Segundo ele, “a Lomba do Pinheiro serviu como uma espécie de laboratório para a Ordem Franciscana do Rio Grande do Sul, sendo constantemente avaliada pela Província, e serviu de exemplo para outros grupos de religiosos e de leigos na inserção em comunidades mais pobres. Para isso, morava-se como e com os pobres, não se dependia deles para a própria sobrevivência, trabalhava-se, nem eram mantidas grandes estruturas que pudessem atrapalhar o trabalho de base. Neste sentido, ‘as CEBS, as pequenas comunidades, os grupos de reflexão da Bíblia caíam bem, iam além do oficialismo ou da doutrina, assim como permitiam a participação direta do povo na reflexão e na organização, o que se poderia dizer que era a Teologia da Libertação posta em prática, vivida’ (Relato de Frei Arno Reckziegel, 2007).”
No meu depoimento, dado em 2007, digo que “morar na Lomba a partir da segunda metade dos anos setenta foi o primeiro contato direto e regular com a classe trabalhadora, mas não como alguém de fora, mas sim como alguém que participava junto, morava junto, sofria os mesmos problemas de transporte, saneamento, falta de estrutura, etc.”
Escreve Cléo: “A participação dos religiosos na organização das lutas populares na periferia estava baseada no papel de mediadores que desempenhavam a ligação entre uma nova maneira de encarar a religiosidade e a reflexão sobre os problemas concretos da realidade das comunidades e a partir daí incentivavam a organização popular e a formação de lideranças, ‘incentivavam o povo a lutar e a participar destas organizações, ou criar novas. Criou-se a partir daí a União de Vilas da Lomba do Pinheiro, com um jornal próprio e com uma articulação para juntar as diferentes necessidades e levá-las ao poder público ou às empresas de ônibus, por exemplo’ (Depoimento de Selvino Heck, 2007)”.
Cléo Bonotto captou o espírito e a mística de uma época, fazendo um painel do período e entrevistando alguns dos seus principais personagens no Rio Grande do Sul, como o Ir. Antônio Cechin, frei Sérgio Görgen, Celso Gayger, padres Irineu Stertz e Carlos Menegais, Irmã Terezinha Hoffmann, Ivo Bonotto, João Damian, entre tantos e tantas que ajudaram a escrever esta história em meio à ditadura e a luta por democracia e direitos, em especial dos pobres e trabalhadores.

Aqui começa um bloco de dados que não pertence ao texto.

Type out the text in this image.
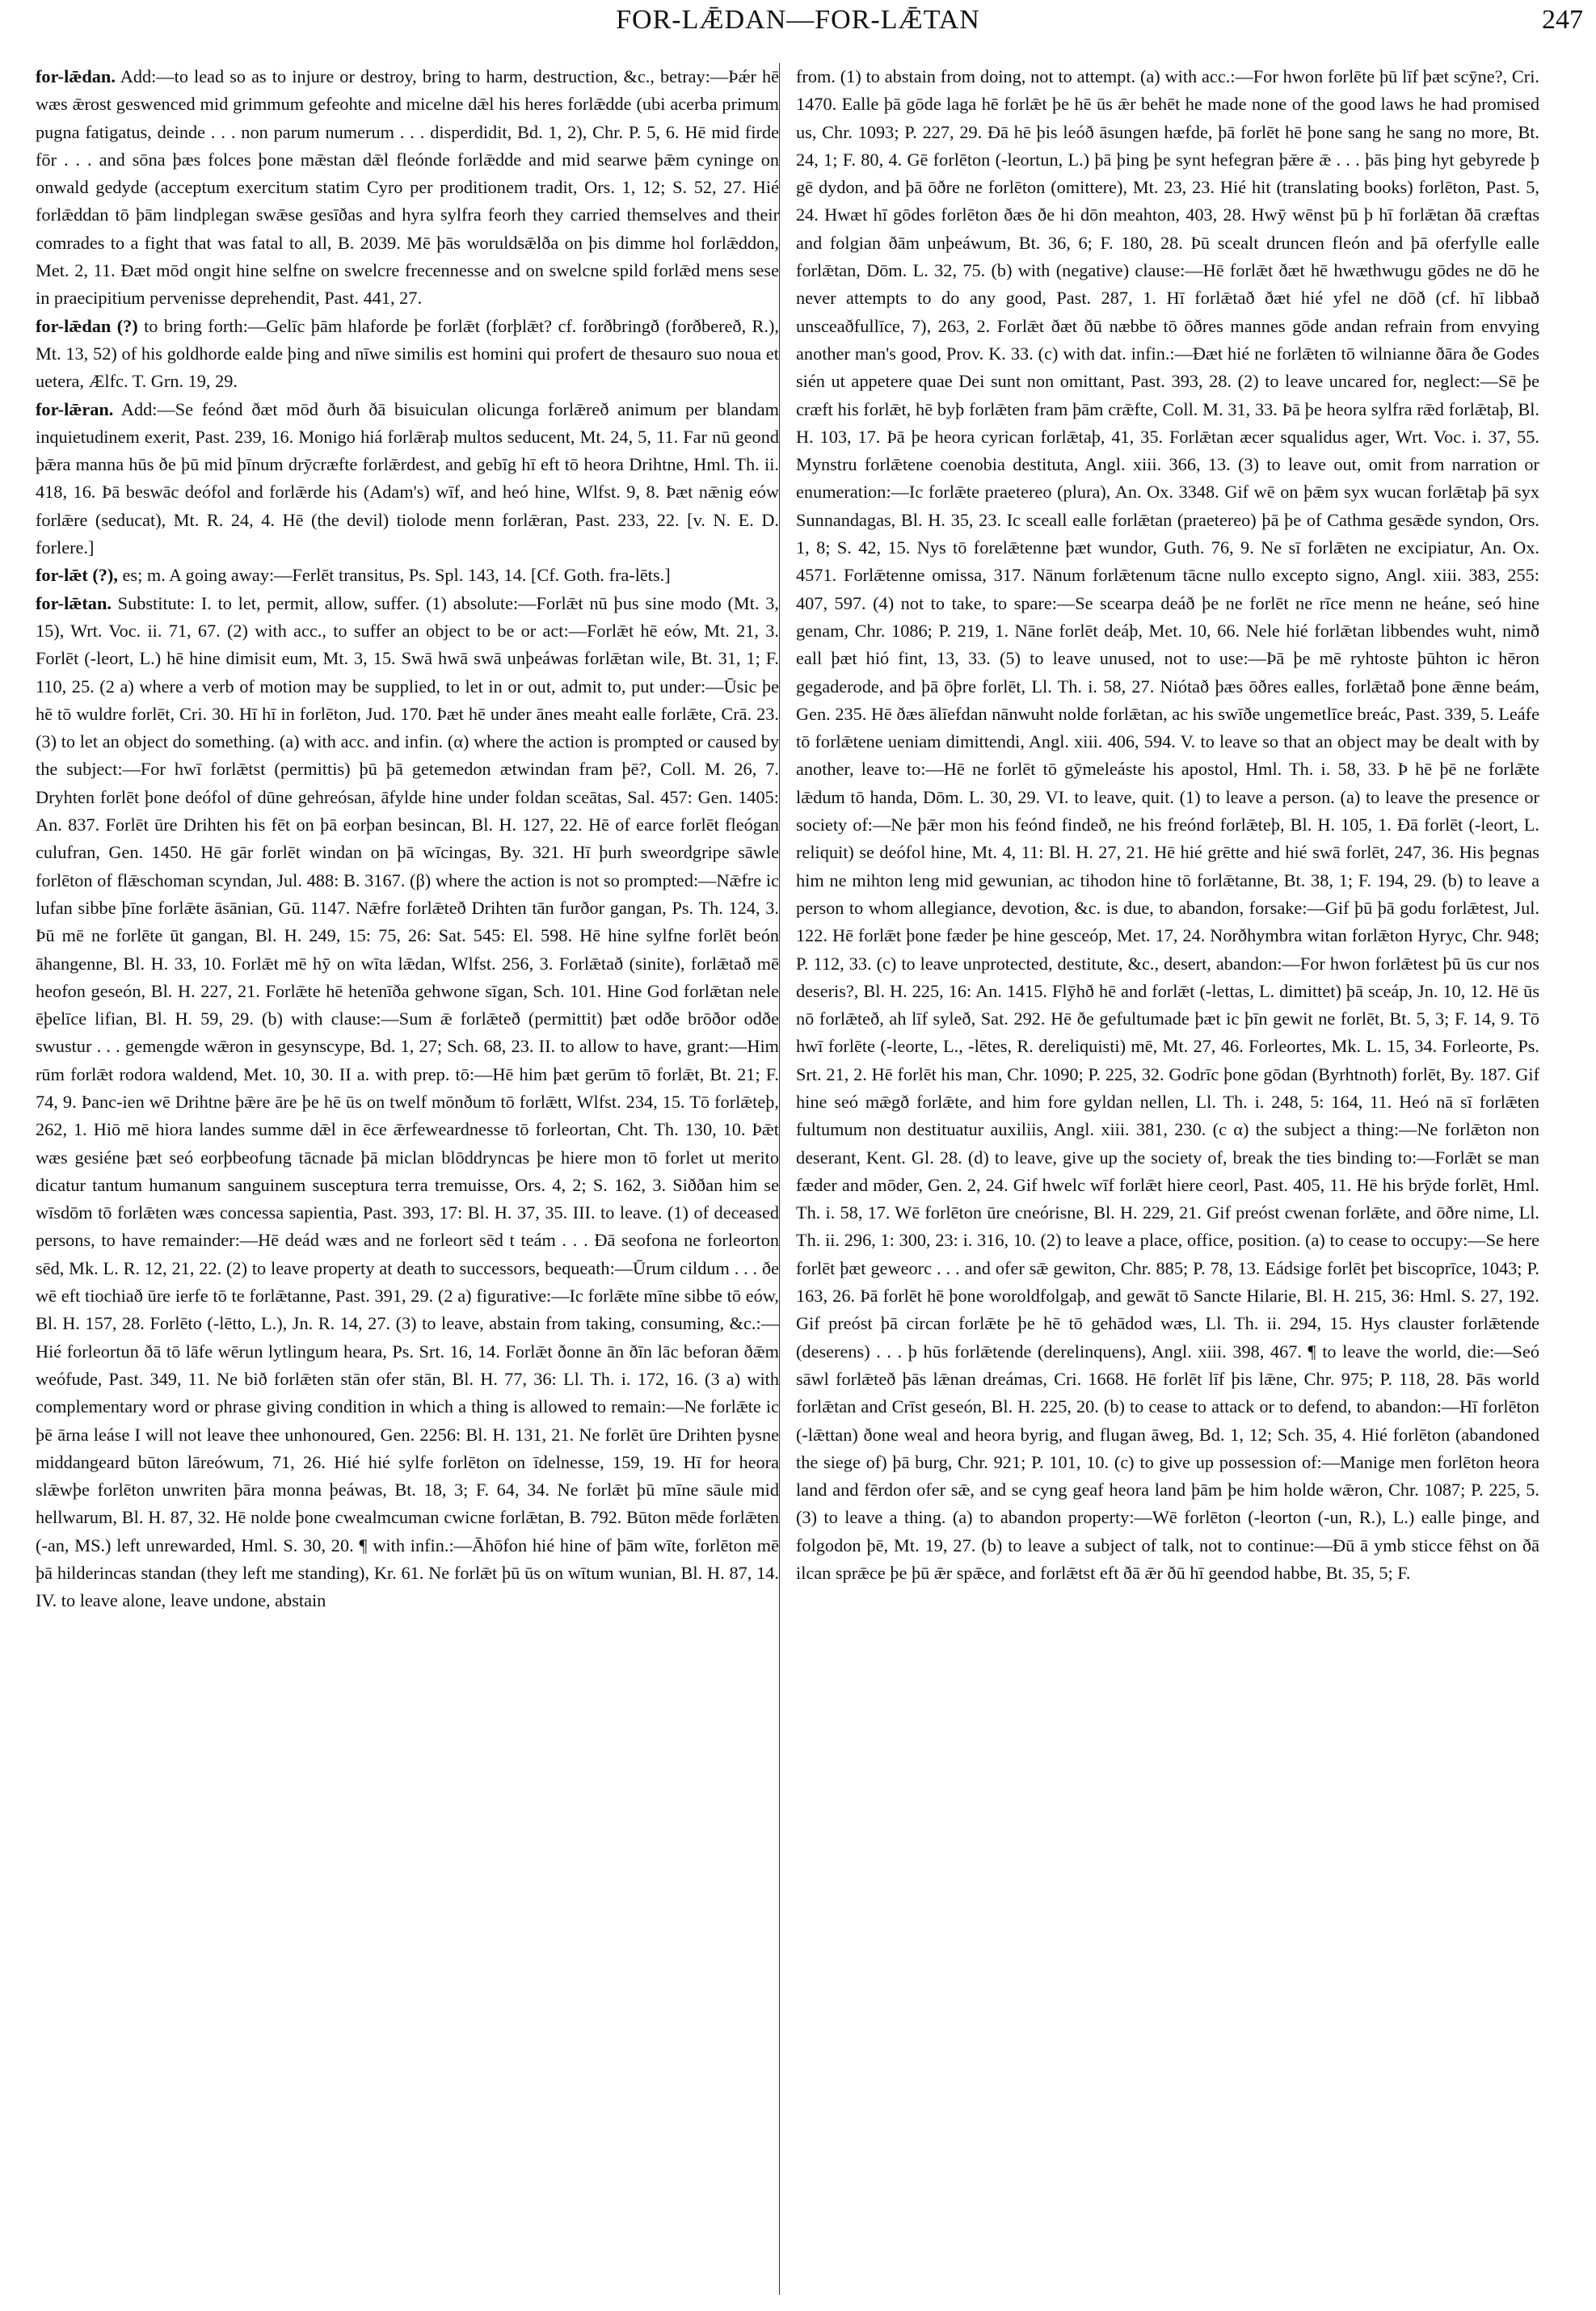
FOR-LǢDAN—FOR-LǢTAN	247

for-lǣdan. Add:—to lead so as to injure or destroy, bring to harm, destruction, &c., betray:—Þǽr hē wæs ǣrost geswenced mid grimmum gefeohte and micelne dǣl his heres forlǣdde (ubi acerba primum pugna fatigatus, deinde . . . non parum numerum . . . disperdidit, Bd. 1, 2), Chr. P. 5, 6. Hē mid firde fōr . . . and sōna þæs folces þone mǣstan dǣl fleónde forlǣdde and mid searwe þǣm cyninge on onwald gedyde (acceptum exercitum statim Cyro per proditionem tradit, Ors. 1, 12; S. 52, 27. Hié forlǣddan tō þām lindplegan swǣse gesīðas and hyra sylfra feorh they carried themselves and their comrades to a fight that was fatal to all, B. 2039. Mē þās woruldsǣlða on þis dimme hol forlǣddon, Met. 2, 11. Ðæt mōd ongit hine selfne on swelcre frecennesse and on swelcne spild forlǣd mens sese in praecipitium pervenisse deprehendit, Past. 441, 27.

for-lǣdan (?) to bring forth:—Gelīc þām hlaforde þe forlǣt (forþlǣt? cf. forðbringð (forðbereð, R.), Mt. 13, 52) of his goldhorde ealde þing and nīwe similis est homini qui profert de thesauro suo noua et uetera, Ælfc. T. Grn. 19, 29.

for-lǣran. Add:—Se feónd ðæt mōd ðurh ðā bisuiculan olicunga forlǣreð animum per blandam inquietudinem exerit, Past. 239, 16. Monigo hiá forlǣraþ multos seducent, Mt. 24, 5, 11. Far nū geond þǣra manna hūs ðe þū mid þīnum drȳcræfte forlǣrdest, and gebīg hī eft tō heora Drihtne, Hml. Th. ii. 418, 16. Þā beswāc deófol and forlǣrde his (Adam's) wīf, and heó hine, Wlfst. 9, 8. Þæt nǣnig eów forlǣre (seducat), Mt. R. 24, 4. Hē (the devil) tiolode menn forlǣran, Past. 233, 22. [v. N. E. D. forlere.]

for-lǣt (?), es; m. A going away:—Ferlēt transitus, Ps. Spl. 143, 14. [Cf. Goth. fra-lēts.]

for-lǣtan. Substitute: I. to let, permit, allow, suffer. (1) absolute:—Forlǣt nū þus sine modo (Mt. 3, 15), Wrt. Voc. ii. 71, 67. (2) with acc., to suffer an object to be or act:—Forlǣt hē eów, Mt. 21, 3. Forlēt (-leort, L.) hē hine dimisit eum, Mt. 3, 15. Swā hwā swā unþeáwas forlǣtan wile, Bt. 31, 1; F. 110, 25. (2 a) where a verb of motion may be supplied, to let in or out, admit to, put under:—Ūsic þe hē tō wuldre forlēt, Cri. 30. Hī hī in forlēton, Jud. 170. Þæt hē under ānes meaht ealle forlǣte, Crā. 23. (3) to let an object do something. (a) with acc. and infin. (α) where the action is prompted or caused by the subject:—For hwī forlǣtst (permittis) þū þā getemedon ætwindan fram þē?, Coll. M. 26, 7. Dryhten forlēt þone deófol of dūne gehreósan, āfylde hine under foldan sceātas, Sal. 457: Gen. 1405: An. 837. Forlēt ūre Drihten his fēt on þā eorþan besincan, Bl. H. 127, 22. Hē of earce forlēt fleógan culufran, Gen. 1450. Hē gār forlēt windan on þā wīcingas, By. 321. Hī þurh sweordgripe sāwle forlēton of flǣschoman scyndan, Jul. 488: B. 3167. (β) where the action is not so prompted:—Nǣfre ic lufan sibbe þīne forlǣte āsānian, Gū. 1147. Nǣfre forlǣteð Drihten tān furðor gangan, Ps. Th. 124, 3. Þū mē ne forlēte ūt gangan, Bl. H. 249, 15: 75, 26: Sat. 545: El. 598. Hē hine sylfne forlēt beón āhangenne, Bl. H. 33, 10. Forlǣt mē hȳ on wīta lǣdan, Wlfst. 256, 3. Forlǣtað (sinite), forlǣtað mē heofon geseón, Bl. H. 227, 21. Forlǣte hē hetenīða gehwone sīgan, Sch. 101. Hine God forlǣtan nele ēþelīce lifian, Bl. H. 59, 29. (b) with clause:—Sum ǣ forlǣteð (permittit) þæt odðe brōðor odðe swustur . . . gemengde wǣron in gesynscype, Bd. 1, 27; Sch. 68, 23. II. to allow to have, grant:—Him rūm forlǣt rodora waldend, Met. 10, 30. II a. with prep. tō:—Hē him þæt gerūm tō forlǣt, Bt. 21; F. 74, 9. Þanc-ien wē Drihtne þǣre āre þe hē ūs on twelf mōnðum tō forlǣtt, Wlfst. 234, 15. Tō forlǣteþ, 262, 1. Hiō mē hiora landes summe dǣl in ēce ǣrfeweardnesse tō forleortan, Cht. Th. 130, 10. Þǣt wæs gesiéne þæt seó eorþbeofung tācnade þā miclan blōddryncas þe hiere mon tō forlet ut merito dicatur tantum humanum sanguinem susceptura terra tremuisse, Ors. 4, 2; S. 162, 3. Siððan him se wīsdōm tō forlǣten wæs concessa sapientia, Past. 393, 17: Bl. H. 37, 35. III. to leave. (1) of deceased persons, to have remainder:—Hē deád wæs and ne forleort sēd t teám . . . Ðā seofona ne forleorton sēd, Mk. L. R. 12, 21, 22. (2) to leave property at death to successors, bequeath:—Ūrum cildum . . . ðe wē eft tiochiað ūre ierfe tō te forlǣtanne, Past. 391, 29. (2 a) figurative:—Ic forlǣte mīne sibbe tō eów, Bl. H. 157, 28. Forlēto (-lētto, L.), Jn. R. 14, 27. (3) to leave, abstain from taking, consuming, &c.:—Hié forleortun ðā tō lāfe wērun lytlingum heara, Ps. Srt. 16, 14. Forlǣt ðonne ān ðīn lāc beforan ðǣm weófude, Past. 349, 11. Ne bið forlǣten stān ofer stān, Bl. H. 77, 36: Ll. Th. i. 172, 16. (3 a) with complementary word or phrase giving condition in which a thing is allowed to remain:—Ne forlǣte ic þē ārna leáse I will not leave thee unhonoured, Gen. 2256: Bl. H. 131, 21. Ne forlēt ūre Drihten þysne middangeard būton lāreówum, 71, 26. Hié hié sylfe forlēton on īdelnesse, 159, 19. Hī for heora slǣwþe forlēton unwriten þāra monna þeáwas, Bt. 18, 3; F. 64, 34. Ne forlǣt þū mīne sāule mid hellwarum, Bl. H. 87, 32. Hē nolde þone cwealmcuman cwicne forlǣtan, B. 792. Būton mēde forlǣten (-an, MS.) left unrewarded, Hml. S. 30, 20. ¶ with infin.:—Āhōfon hié hine of þām wīte, forlēton mē þā hilderincas standan (they left me standing), Kr. 61. Ne forlǣt þū ūs on wītum wunian, Bl. H. 87, 14. IV. to leave alone, leave undone, abstain

from. (1) to abstain from doing, not to attempt. (a) with acc.:—For hwon forlēte þū līf þæt scȳne?, Cri. 1470. Ealle þā gōde laga hē forlǣt þe hē ūs ǣr behēt he made none of the good laws he had promised us, Chr. 1093; P. 227, 29. Ðā hē þis leóð āsungen hæfde, þā forlēt hē þone sang he sang no more, Bt. 24, 1; F. 80, 4. Gē forlēton (-leortun, L.) þā þing þe synt hefegran þǣre ǣ . . . þās þing hyt gebyrede þ gē dydon, and þā ōðre ne forlēton (omittere), Mt. 23, 23. Hié hit (translating books) forlēton, Past. 5, 24. Hwæt hī gōdes forlēton ðæs ðe hi dōn meahton, 403, 28. Hwȳ wēnst þū þ hī forlǣtan ðā cræftas and folgian ðām unþeáwum, Bt. 36, 6; F. 180, 28. Þū scealt druncen fleón and þā oferfylle ealle forlǣtan, Dōm. L. 32, 75. (b) with (negative) clause:—Hē forlǣt ðæt hē hwæthwugu gōdes ne dō he never attempts to do any good, Past. 287, 1. Hī forlǣtað ðæt hié yfel ne dōð (cf. hī libbað unsceaðfullīce, 7), 263, 2. Forlǣt ðæt ðū næbbe tō ōðres mannes gōde andan refrain from envying another man's good, Prov. K. 33. (c) with dat. infin.:—Ðæt hié ne forlǣten tō wilnianne ðāra ðe Godes sién ut appetere quae Dei sunt non omittant, Past. 393, 28. (2) to leave uncared for, neglect:—Sē þe cræft his forlǣt, hē byþ forlǣten fram þām crǣfte, Coll. M. 31, 33. Þā þe heora sylfra rǣd forlǣtaþ, Bl. H. 103, 17. Þā þe heora cyrican forlǣtaþ, 41, 35. Forlǣtan æcer squalidus ager, Wrt. Voc. i. 37, 55. Mynstru forlǣtene coenobia destituta, Angl. xiii. 366, 13. (3) to leave out, omit from narration or enumeration:—Ic forlǣte praetereo (plura), An. Ox. 3348. Gif wē on þǣm syx wucan forlǣtaþ þā syx Sunnandagas, Bl. H. 35, 23. Ic sceall ealle forlǣtan (praetereo) þā þe of Cathma gesǣde syndon, Ors. 1, 8; S. 42, 15. Nys tō forelǣtenne þæt wundor, Guth. 76, 9. Ne sī forlǣten ne excipiatur, An. Ox. 4571. Forlǣtenne omissa, 317. Nānum forlǣtenum tācne nullo excepto signo, Angl. xiii. 383, 255: 407, 597. (4) not to take, to spare:—Se scearpa deáð þe ne forlēt ne rīce menn ne heáne, seó hine genam, Chr. 1086; P. 219, 1. Nāne forlēt deáþ, Met. 10, 66. Nele hié forlǣtan libbendes wuht, nimð eall þæt hió fint, 13, 33. (5) to leave unused, not to use:—Þā þe mē ryhtoste þūhton ic hēron gegaderode, and þā ōþre forlēt, Ll. Th. i. 58, 27. Niótað þæs ōðres ealles, forlǣtað þone ǣnne beám, Gen. 235. Hē ðæs ālīefdan nānwuht nolde forlǣtan, ac his swīðe ungemetlīce breác, Past. 339, 5. Leáfe tō forlǣtene ueniam dimittendi, Angl. xiii. 406, 594. V. to leave so that an object may be dealt with by another, leave to:—Hē ne forlēt tō gȳmeleáste his apostol, Hml. Th. i. 58, 33. Þ hē þē ne forlǣte lǣdum tō handa, Dōm. L. 30, 29. VI. to leave, quit. (1) to leave a person. (a) to leave the presence or society of:—Ne þǣr mon his feónd findeð, ne his freónd forlǣteþ, Bl. H. 105, 1. Ðā forlēt (-leort, L. reliquit) se deófol hine, Mt. 4, 11: Bl. H. 27, 21. Hē hié grētte and hié swā forlēt, 247, 36. His þegnas him ne mihton leng mid gewunian, ac tihodon hine tō forlǣtanne, Bt. 38, 1; F. 194, 29. (b) to leave a person to whom allegiance, devotion, &c. is due, to abandon, forsake:—Gif þū þā godu forlǣtest, Jul. 122. Hē forlǣt þone fæder þe hine gesceóp, Met. 17, 24. Norðhymbra witan forlǣton Hyryc, Chr. 948; P. 112, 33. (c) to leave unprotected, destitute, &c., desert, abandon:—For hwon forlǣtest þū ūs cur nos deseris?, Bl. H. 225, 16: An. 1415. Flȳhð hē and forlǣt (-lettas, L. dimittet) þā sceáp, Jn. 10, 12. Hē ūs nō forlǣteð, ah līf syleð, Sat. 292. Hē ðe gefultumade þæt ic þīn gewit ne forlēt, Bt. 5, 3; F. 14, 9. Tō hwī forlēte (-leorte, L., -lētes, R. dereliquisti) mē, Mt. 27, 46. Forleortes, Mk. L. 15, 34. Forleorte, Ps. Srt. 21, 2. Hē forlēt his man, Chr. 1090; P. 225, 32. Godrīc þone gōdan (Byrhtnoth) forlēt, By. 187. Gif hine seó mǣgð forlǣte, and him fore gyldan nellen, Ll. Th. i. 248, 5: 164, 11. Heó nā sī forlǣten fultumum non destituatur auxiliis, Angl. xiii. 381, 230. (c α) the subject a thing:—Ne forlǣton non deserant, Kent. Gl. 28. (d) to leave, give up the society of, break the ties binding to:—Forlǣt se man fæder and mōder, Gen. 2, 24. Gif hwelc wīf forlǣt hiere ceorl, Past. 405, 11. Hē his brȳde forlēt, Hml. Th. i. 58, 17. Wē forlēton ūre cneórisne, Bl. H. 229, 21. Gif preóst cwenan forlǣte, and ōðre nime, Ll. Th. ii. 296, 1: 300, 23: i. 316, 10. (2) to leave a place, office, position. (a) to cease to occupy:—Se here forlēt þæt geweorc . . . and ofer sǣ gewiton, Chr. 885; P. 78, 13. Eádsige forlēt þet biscoprīce, 1043; P. 163, 26. Þā forlēt hē þone woroldfolgaþ, and gewāt tō Sancte Hilarie, Bl. H. 215, 36: Hml. S. 27, 192. Gif preóst þā circan forlǣte þe hē tō gehādod wæs, Ll. Th. ii. 294, 15. Hys clauster forlǣtende (deserens) . . . þ hūs forlǣtende (derelinquens), Angl. xiii. 398, 467. ¶ to leave the world, die:—Seó sāwl forlǣteð þās lǣnan dreámas, Cri. 1668. Hē forlēt līf þis lǣne, Chr. 975; P. 118, 28. Þās world forlǣtan and Crīst geseón, Bl. H. 225, 20. (b) to cease to attack or to defend, to abandon:—Hī forlēton (-lǣttan) ðone weal and heora byrig, and flugan āweg, Bd. 1, 12; Sch. 35, 4. Hié forlēton (abandoned the siege of) þā burg, Chr. 921; P. 101, 10. (c) to give up possession of:—Manige men forlēton heora land and fērdon ofer sǣ, and se cyng geaf heora land þām þe him holde wǣron, Chr. 1087; P. 225, 5. (3) to leave a thing. (a) to abandon property:—Wē forlēton (-leorton (-un, R.), L.) ealle þinge, and folgodon þē, Mt. 19, 27. (b) to leave a subject of talk, not to continue:—Ðū ā ymb sticce fēhst on ðā ilcan sprǣce þe þū ǣr spǣce, and forlǣtst eft ðā ǣr ðū hī geendod habbe, Bt. 35, 5; F.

Não sei se é porque estou chegando aos sessenta este ano, ou se as mortes são cada vez mais estúpidas e inexplicáveis, mas a dor da perda é cada vez maior. Cléo Bonotto tinha apenas 29 anos, um guri na flor da idade. Fez muito e podia fazer ainda muito. E segundo descobri na Internet, todos o adoravam como professor, como amigo, como companheiro. Há que se cuidar da vida, do vento, de quem nos rodeia, do planeta.